Dubai`s top private developers believe that a demand-supply balance has been achieved, and prices are at rock-bottom and unlikely to go down any further. The prices are envisaged not to get cheaper in 2020-2021 as supply is getting less, and in 2022, the prices will get much better.
Data by real estate consultancies show that the actual supply is less than projected, while sales jumped substantially in the later part of last year, as properties become more affordable.

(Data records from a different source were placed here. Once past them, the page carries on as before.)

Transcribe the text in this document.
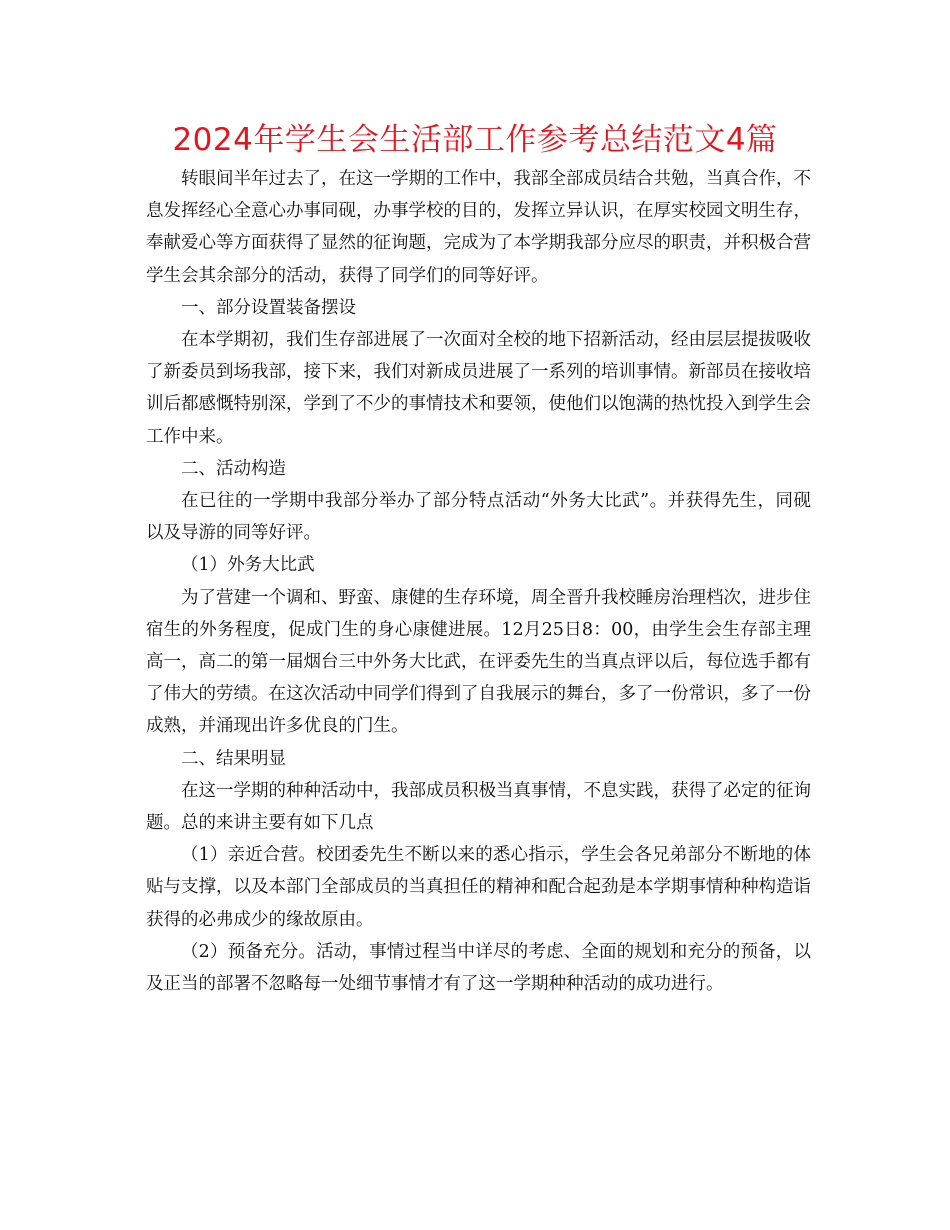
2024年学生会生活部工作参考总结范文4篇

转眼间半年过去了，在这一学期的工作中，我部全部成员结合共勉，当真合作，不息发挥经心全意心办事同砚，办事学校的目的，发挥立异认识，在厚实校园文明生存，奉献爱心等方面获得了显然的征询题，完成为了本学期我部分应尽的职责，并积极合营学生会其余部分的活动，获得了同学们的同等好评。

一、部分设置装备摆设

在本学期初，我们生存部进展了一次面对全校的地下招新活动，经由层层提拔吸收了新委员到场我部，接下来，我们对新成员进展了一系列的培训事情。新部员在接收培训后都感慨特别深，学到了不少的事情技术和要领，使他们以饱满的热忱投入到学生会工作中来。

二、活动构造

在已往的一学期中我部分举办了部分特点活动“外务大比武”。并获得先生，同砚以及导游的同等好评。

（1）外务大比武

为了营建一个调和、野蛮、康健的生存环境，周全晋升我校睡房治理档次，进步住宿生的外务程度，促成门生的身心康健进展。12月25日8：00，由学生会生存部主理高一，高二的第一届烟台三中外务大比武，在评委先生的当真点评以后，每位选手都有了伟大的劳绩。在这次活动中同学们得到了自我展示的舞台，多了一份常识，多了一份成熟，并涌现出许多优良的门生。

二、结果明显

在这一学期的种种活动中，我部成员积极当真事情，不息实践，获得了必定的征询题。总的来讲主要有如下几点

（1）亲近合营。校团委先生不断以来的悉心指示，学生会各兄弟部分不断地的体贴与支撑，以及本部门全部成员的当真担任的精神和配合起劲是本学期事情种种构造诣获得的必弗成少的缘故原由。

（2）预备充分。活动，事情过程当中详尽的考虑、全面的规划和充分的预备，以及正当的部署不忽略每一处细节事情才有了这一学期种种活动的成功进行。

Data by ValuStrat revealed that a total of 24,613 residential units were confirmed to have been completed in 2019, which represented only 58 per cent of the projected residential supply for 2019.

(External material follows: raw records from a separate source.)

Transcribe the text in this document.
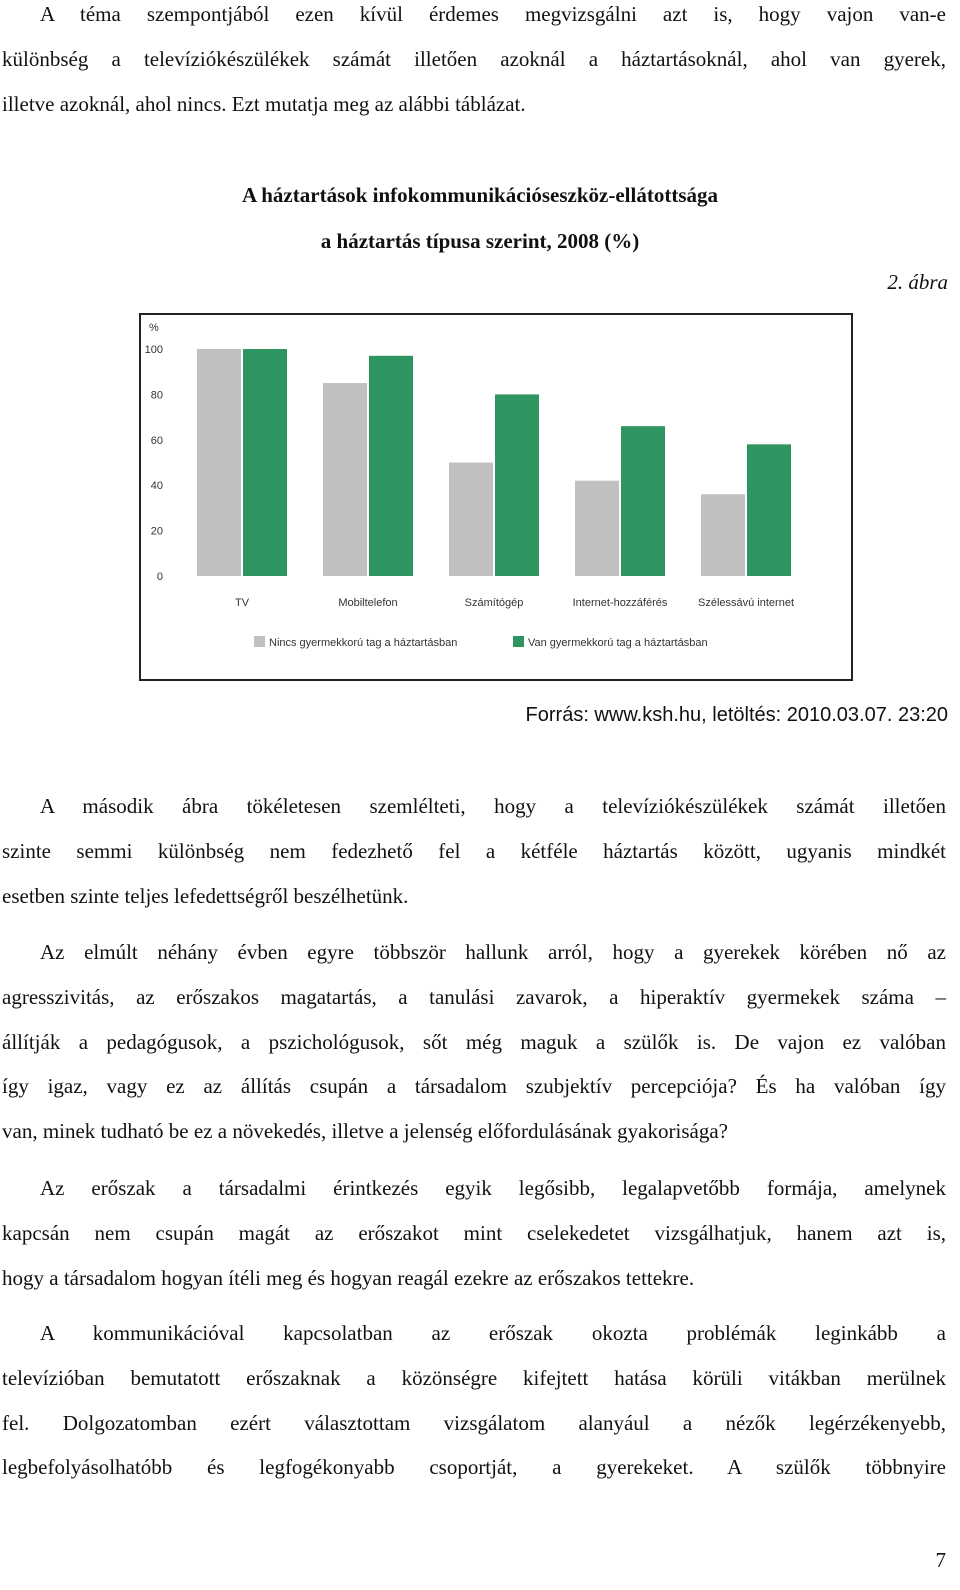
A téma szempontjából ezen kívül érdemes megvizsgálni azt is, hogy vajon van-e
különbség a televíziókészülékek számát illetően azoknál a háztartásoknál, ahol van gyerek,
illetve azoknál, ahol nincs. Ezt mutatja meg az alábbi táblázat.
A háztartások infokommunikációseszköz-ellátottsága
a háztartás típusa szerint, 2008 (%)
2. ábra
%
0
20
40
60
80
100
TV	Mobiltelefon	Számítógép	Internet-hozzáférés	Szélessávú internet
Nincs gyermekkorú tag a háztartásban	Van gyermekkorú tag a háztartásban
Forrás: www.ksh.hu, letöltés: 2010.03.07. 23:20
A második ábra tökéletesen szemlélteti, hogy a televíziókészülékek számát illetően
szinte semmi különbség nem fedezhető fel a kétféle háztartás között, ugyanis mindkét
esetben szinte teljes lefedettségről beszélhetünk.
Az elmúlt néhány évben egyre többször hallunk arról, hogy a gyerekek körében nő az
agresszivitás, az erőszakos magatartás, a tanulási zavarok, a hiperaktív gyermekek száma –
állítják a pedagógusok, a pszichológusok, sőt még maguk a szülők is. De vajon ez valóban
így igaz, vagy ez az állítás csupán a társadalom szubjektív percepciója? És ha valóban így
van, minek tudható be ez a növekedés, illetve a jelenség előfordulásának gyakorisága?
Az erőszak a társadalmi érintkezés egyik legősibb, legalapvetőbb formája, amelynek
kapcsán nem csupán magát az erőszakot mint cselekedetet vizsgálhatjuk, hanem azt is,
hogy a társadalom hogyan ítéli meg és hogyan reagál ezekre az erőszakos tettekre.
A kommunikációval kapcsolatban az erőszak okozta problémák leginkább a
televízióban bemutatott erőszaknak a közönségre kifejtett hatása körüli vitákban merülnek
fel. Dolgozatomban ezért választottam vizsgálatom alanyául a nézők legérzékenyebb,
legbefolyásolhatóbb és legfogékonyabb csoportját, a gyerekeket. A szülők többnyire
7
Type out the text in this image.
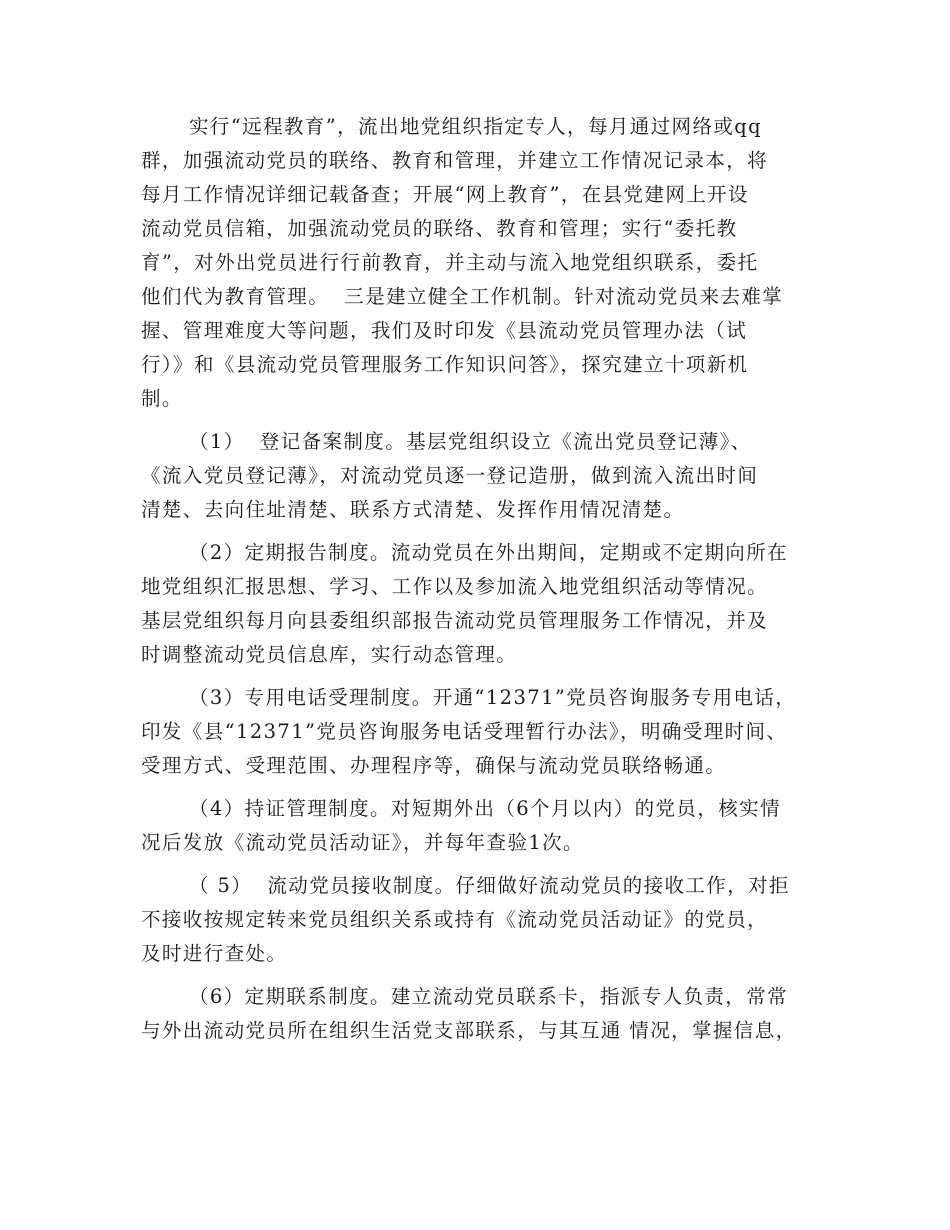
实行“远程教育”，流出地党组织指定专人，每月通过网络或qq
群，加强流动党员的联络、教育和管理，并建立工作情况记录本，将
每月工作情况详细记载备查；开展“网上教育”，在县党建网上开设
流动党员信箱，加强流动党员的联络、教育和管理；实行“委托教
育”，对外出党员进行行前教育，并主动与流入地党组织联系，委托
他们代为教育管理。  三是建立健全工作机制。针对流动党员来去难掌
握、管理难度大等问题，我们及时印发《县流动党员管理办法（试
行）》和《县流动党员管理服务工作知识问答》，探究建立十项新机
制。
（1）  登记备案制度。基层党组织设立《流出党员登记薄》、
《流入党员登记薄》，对流动党员逐一登记造册，做到流入流出时间
清楚、去向住址清楚、联系方式清楚、发挥作用情况清楚。
（2）定期报告制度。流动党员在外出期间，定期或不定期向所在
地党组织汇报思想、学习、工作以及参加流入地党组织活动等情况。
基层党组织每月向县委组织部报告流动党员管理服务工作情况，并及
时调整流动党员信息库，实行动态管理。
（3）专用电话受理制度。开通“12371”党员咨询服务专用电话，
印发《县“12371”党员咨询服务电话受理暂行办法》，明确受理时间、
受理方式、受理范围、办理程序等，确保与流动党员联络畅通。
（4）持证管理制度。对短期外出（6个月以内）的党员，核实情
况后发放《流动党员活动证》，并每年查验1次。
（ 5）  流动党员接收制度。仔细做好流动党员的接收工作，对拒
不接收按规定转来党员组织关系或持有《流动党员活动证》的党员，
及时进行查处。
（6）定期联系制度。建立流动党员联系卡，指派专人负责，常常
与外出流动党员所在组织生活党支部联系，与其互通 情况，掌握信息，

Atif Rahman, director and partner of Danube Properties, is not worried about oversupply, because he believes that a balance in supply and demand has been achieved; pointing that a progressive economy, bringing in fresh investment, more population and businesses to the country will create further demand. “Every step that the Dubai government is taking, such liberalisation of trade and immigration reforms are moving towards that direction and will create more demand.”
Oversupply contributed to declining capital values in Dubai and has resulted in further price declines in Q4 of 2019.

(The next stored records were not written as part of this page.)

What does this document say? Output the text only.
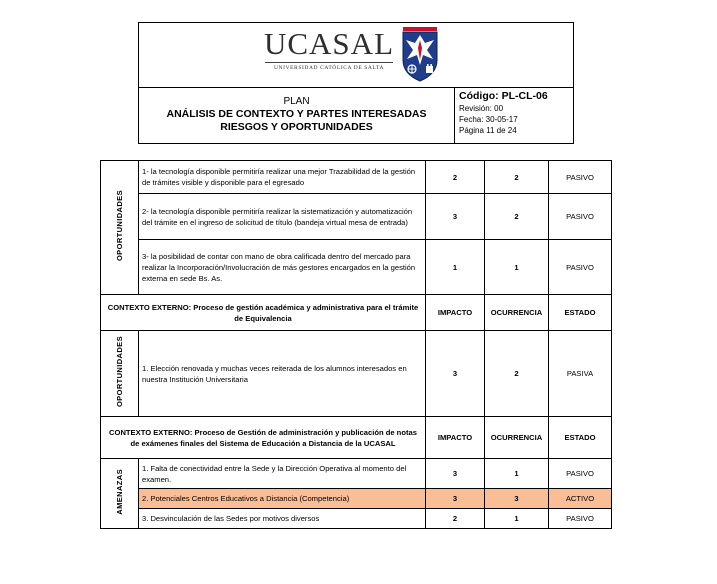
UCASAL
UNIVERSIDAD CATÓLICA DE SALTA
PLAN
ANÁLISIS DE CONTEXTO Y PARTES INTERESADAS
RIESGOS Y OPORTUNIDADES
Código: PL-CL-06
Revisión: 00
Fecha: 30-05-17
Página 11 de 24
OPORTUNIDADES	1- la tecnología disponible permitiría realizar una mejor Trazabilidad de la gestión de trámites visible y disponible para el egresado	2	2	PASIVO
	2- la tecnología disponible permitiría realizar la sistematización y automatización del trámite en el ingreso de solicitud de título (bandeja virtual mesa de entrada)	3	2	PASIVO
	3- la posibilidad de contar con mano de obra calificada dentro del mercado para realizar la Incorporación/Involucración de más gestores encargados en la gestión externa en sede Bs. As.	1	1	PASIVO
CONTEXTO EXTERNO: Proceso de gestión académica y administrativa para el trámite de Equivalencia		IMPACTO	OCURRENCIA	ESTADO
OPORTUNIDADES	1. Elección renovada y muchas veces reiterada de los alumnos interesados en nuestra Institución Universitaria	3	2	PASIVA
CONTEXTO EXTERNO: Proceso de Gestión de administración y publicación de notas de exámenes finales del Sistema de Educación a Distancia de la UCASAL		IMPACTO	OCURRENCIA	ESTADO
AMENAZAS	1. Falta de conectividad entre la Sede y la Dirección Operativa al momento del examen.	3	1	PASIVO
	2. Potenciales Centros Educativos a Distancia (Competencia)	3	3	ACTIVO
	3. Desvinculación de las Sedes por motivos diversos	2	1	PASIVO
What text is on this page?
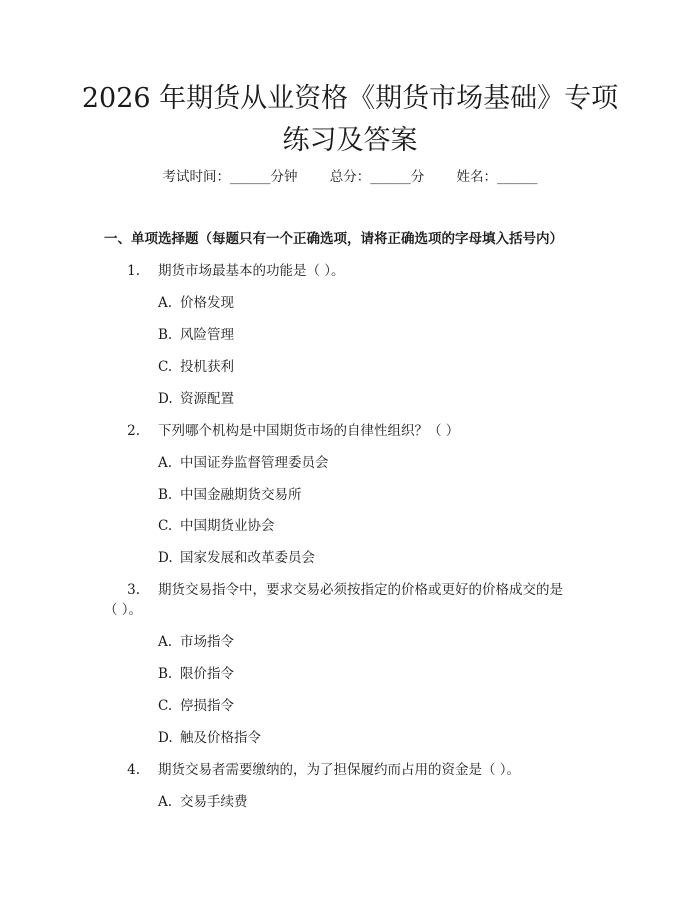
2026 年期货从业资格《期货市场基础》专项
练习及答案
考试时间：______分钟 总分：______分 姓名：______
一、单项选择题（每题只有一个正确选项，请将正确选项的字母填入括号内）
1. 期货市场最基本的功能是（ ）。
A. 价格发现
B. 风险管理
C. 投机获利
D. 资源配置
2. 下列哪个机构是中国期货市场的自律性组织？（ ）
A. 中国证券监督管理委员会
B. 中国金融期货交易所
C. 中国期货业协会
D. 国家发展和改革委员会
3. 期货交易指令中，要求交易必须按指定的价格或更好的价格成交的是
（ ）。
A. 市场指令
B. 限价指令
C. 停损指令
D. 触及价格指令
4. 期货交易者需要缴纳的，为了担保履约而占用的资金是（ ）。
A. 交易手续费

“For the last 15 years, we always hear about oversupply, but more than half of Dubai was built over the last 15 years and the supply has been consumed” said Abdulla Bin Sulayem, CEO, Seven Tides International.
Abdulla Bin Sulayem, attributed the turnaround in the Dubai property market to the mega-event, which will yield an investment windfall of AED122 billion as well as creating around one million jobs over the same period; this is expected to positively impact the overall property market in the emirate.
However, the lasting legacy of the upcoming Expo 2021 when measured against Dubai’s property market, will only be truly realised when international visitors return to Dubai, to invest, live and work here over the medium to long-term.
According to Chris Hobden, despite the challenging environment for landlords, due to falling rents, Dubai is still seen as providing decent yields in the long-term rental market, with the 10 most popular communities offering returns of between 6-9.5%. To put this in context, -prime rental yields in major global cities such as London or Hong Kong, are currently below 5%.